Cuando Perico y Ramón reunieron sus fondos por primera vez, el capital social ascendió a la módica suma de ocho pesetas. Ambos eran jóvenes, atrevidos y ambiciosos; Perico perezoso y soñador; Ramón era una ardilla y necesitaba siempre moverse y hacer algo, sólo que no sabía en qué emplear su actividad; en cambio Perico imaginaba planes que por dejadez no ejecutaba. Ambos se completaban, y comprendieron que unidos podían tener aspiraciones, mientras que, separados, tenían que ser unos infelices. Así lo expuso Perico, con mucha lucidez, y se constituyó la sociedad.

—Es preciso —dijo cuando el contrato se formalizó— que nuestra empresa tenga carácter permanente.
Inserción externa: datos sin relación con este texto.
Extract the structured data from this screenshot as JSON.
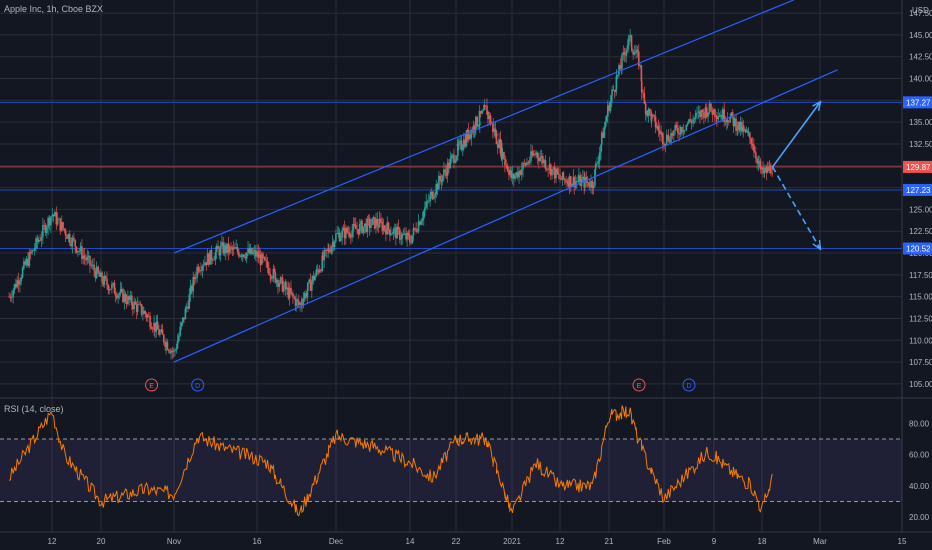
{
  "header": {
    "title": "Apple Inc, 1h, Cboe BZX",
    "currency": "USD"
  },
  "rsi_panel": {
    "title": "RSI (14, close)"
  },
  "colors": {
    "background": "#131722",
    "grid": "#2a2e39",
    "up": "#26a69a",
    "down": "#ef5350",
    "channel": "#2962ff",
    "rsi_line": "#f57c00",
    "rsi_band": "#7e57c2",
    "axis_text": "#b2b5be"
  },
  "chart_data": [
    {
      "type": "candlestick",
      "title": "Apple Inc, 1h, Cboe BZX",
      "ylim": [
        103.5,
        149.0
      ],
      "price_ticks": [
        "147.50",
        "145.00",
        "142.50",
        "140.00",
        "137.50",
        "135.00",
        "132.50",
        "130.00",
        "127.50",
        "125.00",
        "122.50",
        "120.00",
        "117.50",
        "115.00",
        "112.50",
        "110.00",
        "107.50",
        "105.00"
      ],
      "x_ticks": [
        "12",
        "20",
        "Nov",
        "16",
        "Dec",
        "14",
        "22",
        "2021",
        "12",
        "21",
        "Feb",
        "9",
        "18",
        "Mar",
        "15"
      ],
      "price_labels": [
        {
          "text": "137.27",
          "value": 137.27,
          "color": "#2962ff"
        },
        {
          "text": "129.87",
          "value": 129.87,
          "color": "#ef5350"
        },
        {
          "text": "127.23",
          "value": 127.23,
          "color": "#2962ff"
        },
        {
          "text": "120.52",
          "value": 120.52,
          "color": "#2962ff"
        }
      ],
      "horizontal_levels": [
        137.27,
        129.87,
        127.23,
        120.52
      ],
      "key_points": [
        {
          "date": "2020-10-05",
          "close": 115.0
        },
        {
          "date": "2020-10-12",
          "close": 124.5
        },
        {
          "date": "2020-10-20",
          "close": 117.0
        },
        {
          "date": "2020-10-28",
          "close": 113.0
        },
        {
          "date": "2020-11-02",
          "close": 108.5
        },
        {
          "date": "2020-11-06",
          "close": 118.5
        },
        {
          "date": "2020-11-10",
          "close": 120.5
        },
        {
          "date": "2020-11-16",
          "close": 119.8
        },
        {
          "date": "2020-11-24",
          "close": 114.0
        },
        {
          "date": "2020-12-01",
          "close": 122.0
        },
        {
          "date": "2020-12-08",
          "close": 123.5
        },
        {
          "date": "2020-12-14",
          "close": 121.5
        },
        {
          "date": "2020-12-18",
          "close": 127.0
        },
        {
          "date": "2020-12-22",
          "close": 131.5
        },
        {
          "date": "2020-12-29",
          "close": 136.5
        },
        {
          "date": "2021-01-04",
          "close": 128.5
        },
        {
          "date": "2021-01-08",
          "close": 131.5
        },
        {
          "date": "2021-01-12",
          "close": 128.5
        },
        {
          "date": "2021-01-18",
          "close": 128.0
        },
        {
          "date": "2021-01-21",
          "close": 137.0
        },
        {
          "date": "2021-01-25",
          "close": 144.5
        },
        {
          "date": "2021-01-27",
          "close": 142.0
        },
        {
          "date": "2021-01-28",
          "close": 137.0
        },
        {
          "date": "2021-02-01",
          "close": 133.0
        },
        {
          "date": "2021-02-08",
          "close": 136.5
        },
        {
          "date": "2021-02-12",
          "close": 135.5
        },
        {
          "date": "2021-02-16",
          "close": 133.0
        },
        {
          "date": "2021-02-18",
          "close": 129.0
        },
        {
          "date": "2021-02-20",
          "close": 129.87
        }
      ],
      "channel_upper": [
        {
          "date": "2020-11-02",
          "price": 120.0
        },
        {
          "date": "2021-02-24",
          "price": 149.0
        }
      ],
      "channel_lower": [
        {
          "date": "2020-11-02",
          "price": 107.5
        },
        {
          "date": "2021-03-04",
          "price": 141.0
        }
      ],
      "projection_up": [
        {
          "date": "2021-02-20",
          "price": 129.87
        },
        {
          "date": "2021-03-01",
          "price": 137.27
        }
      ],
      "projection_down": [
        {
          "date": "2021-02-20",
          "price": 129.87
        },
        {
          "date": "2021-03-01",
          "price": 120.52
        }
      ],
      "event_markers": [
        {
          "label": "E",
          "date": "2020-10-29",
          "color": "#ef5350"
        },
        {
          "label": "D",
          "date": "2020-11-06",
          "color": "#2962ff"
        },
        {
          "label": "E",
          "date": "2021-01-27",
          "color": "#ef5350"
        },
        {
          "label": "D",
          "date": "2021-02-05",
          "color": "#2962ff"
        }
      ]
    },
    {
      "type": "line",
      "title": "RSI (14, close)",
      "ylim": [
        13,
        95
      ],
      "y_ticks": [
        "80.00",
        "60.00",
        "40.00",
        "20.00"
      ],
      "band": [
        30,
        70
      ],
      "key_points": [
        {
          "date": "2020-10-05",
          "rsi": 45
        },
        {
          "date": "2020-10-12",
          "rsi": 88
        },
        {
          "date": "2020-10-14",
          "rsi": 60
        },
        {
          "date": "2020-10-20",
          "rsi": 30
        },
        {
          "date": "2020-10-28",
          "rsi": 38
        },
        {
          "date": "2020-11-02",
          "rsi": 35
        },
        {
          "date": "2020-11-06",
          "rsi": 72
        },
        {
          "date": "2020-11-10",
          "rsi": 65
        },
        {
          "date": "2020-11-18",
          "rsi": 55
        },
        {
          "date": "2020-11-24",
          "rsi": 22
        },
        {
          "date": "2020-12-01",
          "rsi": 72
        },
        {
          "date": "2020-12-08",
          "rsi": 65
        },
        {
          "date": "2020-12-14",
          "rsi": 55
        },
        {
          "date": "2020-12-18",
          "rsi": 45
        },
        {
          "date": "2020-12-22",
          "rsi": 70
        },
        {
          "date": "2020-12-29",
          "rsi": 70
        },
        {
          "date": "2021-01-04",
          "rsi": 22
        },
        {
          "date": "2021-01-08",
          "rsi": 55
        },
        {
          "date": "2021-01-12",
          "rsi": 40
        },
        {
          "date": "2021-01-18",
          "rsi": 40
        },
        {
          "date": "2021-01-21",
          "rsi": 85
        },
        {
          "date": "2021-01-25",
          "rsi": 88
        },
        {
          "date": "2021-01-28",
          "rsi": 60
        },
        {
          "date": "2021-02-01",
          "rsi": 32
        },
        {
          "date": "2021-02-08",
          "rsi": 62
        },
        {
          "date": "2021-02-12",
          "rsi": 50
        },
        {
          "date": "2021-02-16",
          "rsi": 40
        },
        {
          "date": "2021-02-18",
          "rsi": 25
        },
        {
          "date": "2021-02-20",
          "rsi": 45
        }
      ]
    }
  ]
}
—¿Cómo? —repuso con sorpresa el camarada.

—Estableciéndola sobre bases sólidas: 1.ª Los fondos sociales no se gastarán nunca. 2.ª Se aumentarán diariamente por toda clase de negocios lícitos. 3.ª Entiéndese por operación lícita toda aquella que aumente el capital.

Aprobados aquellos breves estatutos, Perico, que había estudiado algo, pronunció debajo del puente de Toledo, donde ambos veraneaban aquel año, un discurso acerca de la naturaleza del capital, forma, a su juicio, la más manuable de la propiedad.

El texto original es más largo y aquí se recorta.